Recent cyberattacks against Polish State Railways lacked an essential feature. Rather than modern, cyber-based methods, saboteurs used old-fashioned radio to send stop signals, wreaking havoc on the state's transportation system. Two suspects were detained.
On Saturday night, hackers spoofed an unauthorized radio-stop signal to trains in the north-western Zachodniopomorskie province, according to Polish State Railways (PKP) and state-run Polish Press Agency (PPA).
Multiple stop signals halted approximately 20 trains, causing delays and standstills. According to the BBC, hackers also transmitted Russia’s national anthem and Russian President Vladimir Putin‘s speech.
Earlier in the week, a freight train and a regional passenger train were involved in a minor collision, and an inter-city train was de-railed in the northeast of Poland.
PKP stated that all passengers were safe, and services were resumed a few hours later.
Polish intelligence services have launched an investigation raising the possibility of sabotage.
Stanislaw Zaryn, the deputy coordinator of the intelligence services, told PPA that known attempts by Russia and Belarus to destabilize the Polish state have been going on for months.
After train drivers reacted to received radio-stop signals, it took 1-7 minutes to confirm with rail traffic controllers that the situation presented no danger and to resume the journey.
Two suspects, both Polish citizens aged 24 and 29, were taken into custody in the eastern city of Bialystok, according to AFP. They’re suspected of illegally hacking into the national railway’s communications network and destabilizing the traffic. Polish authorities also seized radio equipment from their residence.

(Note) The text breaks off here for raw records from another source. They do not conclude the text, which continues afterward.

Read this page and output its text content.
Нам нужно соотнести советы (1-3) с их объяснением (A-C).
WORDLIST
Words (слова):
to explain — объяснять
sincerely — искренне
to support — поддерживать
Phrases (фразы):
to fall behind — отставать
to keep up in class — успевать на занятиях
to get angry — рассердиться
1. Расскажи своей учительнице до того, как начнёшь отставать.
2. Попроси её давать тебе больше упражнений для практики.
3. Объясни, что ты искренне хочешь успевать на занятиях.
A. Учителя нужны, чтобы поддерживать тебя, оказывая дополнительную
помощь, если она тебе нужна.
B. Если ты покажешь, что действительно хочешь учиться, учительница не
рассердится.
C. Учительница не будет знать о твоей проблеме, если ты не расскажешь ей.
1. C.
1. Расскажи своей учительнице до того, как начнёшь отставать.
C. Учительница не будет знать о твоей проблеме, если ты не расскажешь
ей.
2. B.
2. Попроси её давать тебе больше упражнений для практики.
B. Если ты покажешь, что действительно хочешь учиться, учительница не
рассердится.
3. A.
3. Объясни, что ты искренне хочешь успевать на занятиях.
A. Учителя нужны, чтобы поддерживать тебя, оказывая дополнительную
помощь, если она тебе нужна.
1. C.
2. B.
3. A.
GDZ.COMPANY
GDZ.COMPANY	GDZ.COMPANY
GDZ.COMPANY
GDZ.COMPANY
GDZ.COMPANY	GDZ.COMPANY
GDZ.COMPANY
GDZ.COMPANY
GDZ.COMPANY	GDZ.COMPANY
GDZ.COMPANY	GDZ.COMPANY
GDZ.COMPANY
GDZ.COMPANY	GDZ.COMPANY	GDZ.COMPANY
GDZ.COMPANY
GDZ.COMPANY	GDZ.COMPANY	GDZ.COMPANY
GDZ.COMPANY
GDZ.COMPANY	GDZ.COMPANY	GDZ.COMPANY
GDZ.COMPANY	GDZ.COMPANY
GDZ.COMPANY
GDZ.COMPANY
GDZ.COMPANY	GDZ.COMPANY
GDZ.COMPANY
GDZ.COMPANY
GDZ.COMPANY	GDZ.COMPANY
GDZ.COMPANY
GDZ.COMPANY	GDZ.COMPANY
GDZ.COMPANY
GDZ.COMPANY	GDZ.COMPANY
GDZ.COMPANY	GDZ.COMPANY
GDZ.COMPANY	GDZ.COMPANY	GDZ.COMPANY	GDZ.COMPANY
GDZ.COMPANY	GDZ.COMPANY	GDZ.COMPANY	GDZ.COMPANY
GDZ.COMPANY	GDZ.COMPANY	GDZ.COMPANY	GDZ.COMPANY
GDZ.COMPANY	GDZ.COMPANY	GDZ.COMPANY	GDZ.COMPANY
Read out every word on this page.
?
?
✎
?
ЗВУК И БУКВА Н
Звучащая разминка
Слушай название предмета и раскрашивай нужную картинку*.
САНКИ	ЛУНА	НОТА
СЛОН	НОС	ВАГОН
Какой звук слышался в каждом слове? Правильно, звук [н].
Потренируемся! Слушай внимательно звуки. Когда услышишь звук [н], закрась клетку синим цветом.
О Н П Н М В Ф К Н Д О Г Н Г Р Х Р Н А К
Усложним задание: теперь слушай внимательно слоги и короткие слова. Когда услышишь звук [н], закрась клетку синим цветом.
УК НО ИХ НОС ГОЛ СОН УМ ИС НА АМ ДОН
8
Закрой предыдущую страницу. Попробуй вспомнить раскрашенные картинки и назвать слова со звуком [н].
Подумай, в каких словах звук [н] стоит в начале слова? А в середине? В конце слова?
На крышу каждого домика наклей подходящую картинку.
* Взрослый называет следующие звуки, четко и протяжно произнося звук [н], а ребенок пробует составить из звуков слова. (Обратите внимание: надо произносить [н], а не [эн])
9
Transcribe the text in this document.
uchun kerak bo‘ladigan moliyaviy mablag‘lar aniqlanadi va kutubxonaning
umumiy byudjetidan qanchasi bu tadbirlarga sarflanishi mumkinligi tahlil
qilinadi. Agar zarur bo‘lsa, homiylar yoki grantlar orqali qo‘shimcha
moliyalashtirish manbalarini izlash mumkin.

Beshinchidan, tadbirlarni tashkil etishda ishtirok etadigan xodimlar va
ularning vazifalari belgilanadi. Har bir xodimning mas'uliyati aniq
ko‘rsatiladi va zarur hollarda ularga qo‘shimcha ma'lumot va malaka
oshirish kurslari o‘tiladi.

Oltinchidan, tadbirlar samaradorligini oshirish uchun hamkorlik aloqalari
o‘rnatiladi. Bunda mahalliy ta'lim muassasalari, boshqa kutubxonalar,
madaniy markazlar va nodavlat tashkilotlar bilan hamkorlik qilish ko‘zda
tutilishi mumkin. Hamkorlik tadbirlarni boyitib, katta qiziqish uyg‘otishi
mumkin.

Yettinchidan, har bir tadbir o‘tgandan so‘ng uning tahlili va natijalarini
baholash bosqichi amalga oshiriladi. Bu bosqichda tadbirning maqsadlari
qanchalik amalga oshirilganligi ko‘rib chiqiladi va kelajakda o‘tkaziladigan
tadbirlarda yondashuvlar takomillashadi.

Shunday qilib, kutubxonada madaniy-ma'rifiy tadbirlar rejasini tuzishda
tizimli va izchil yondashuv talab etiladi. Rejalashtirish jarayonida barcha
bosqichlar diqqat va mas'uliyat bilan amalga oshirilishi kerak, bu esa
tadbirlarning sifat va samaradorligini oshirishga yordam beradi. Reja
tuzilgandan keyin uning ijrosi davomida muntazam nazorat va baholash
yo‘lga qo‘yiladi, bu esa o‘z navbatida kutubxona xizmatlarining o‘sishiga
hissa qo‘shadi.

Poland is a central hub for the transit of Western weapons sent to Ukraine. This year, Poland's internal security service ABW arrested members of an alleged Russian spy ring, allegedly tasked with sabotaging railways and disrupting supplies.
A cheap radio transmitter is all that’s needed
The hackers used railway frequencies to transmit a signal that triggered the emergency stoppage of trains.
A simple and cheap radio transmitter is all that’s needed to spoof a radio command. In Poland, the communication on the railway network is carried out by an analog VHF 150 MHz system. The country is set to migrate to a newer digital encrypted alternative, the GSM-R system, by the end of 2024. An analog radio system lacks any encryption or authentication.
Lukasz Olejnik, a Polish-speaking independent cybersecurity researcher and consultant and author of the forthcoming book Philosophy of Cybersecurity, explained to Wired that hackers had to send a series of three acoustic tones at a 150.100 megahertz frequency that triggered the train’s emergency stop function.
According to him, anyone could do it, as the frequencies and tones are known, the equipment is cheap, and there are even YouTube videos and railway forums explaining the procedure.
The first use of radio to control trains dates back to the early 20th century.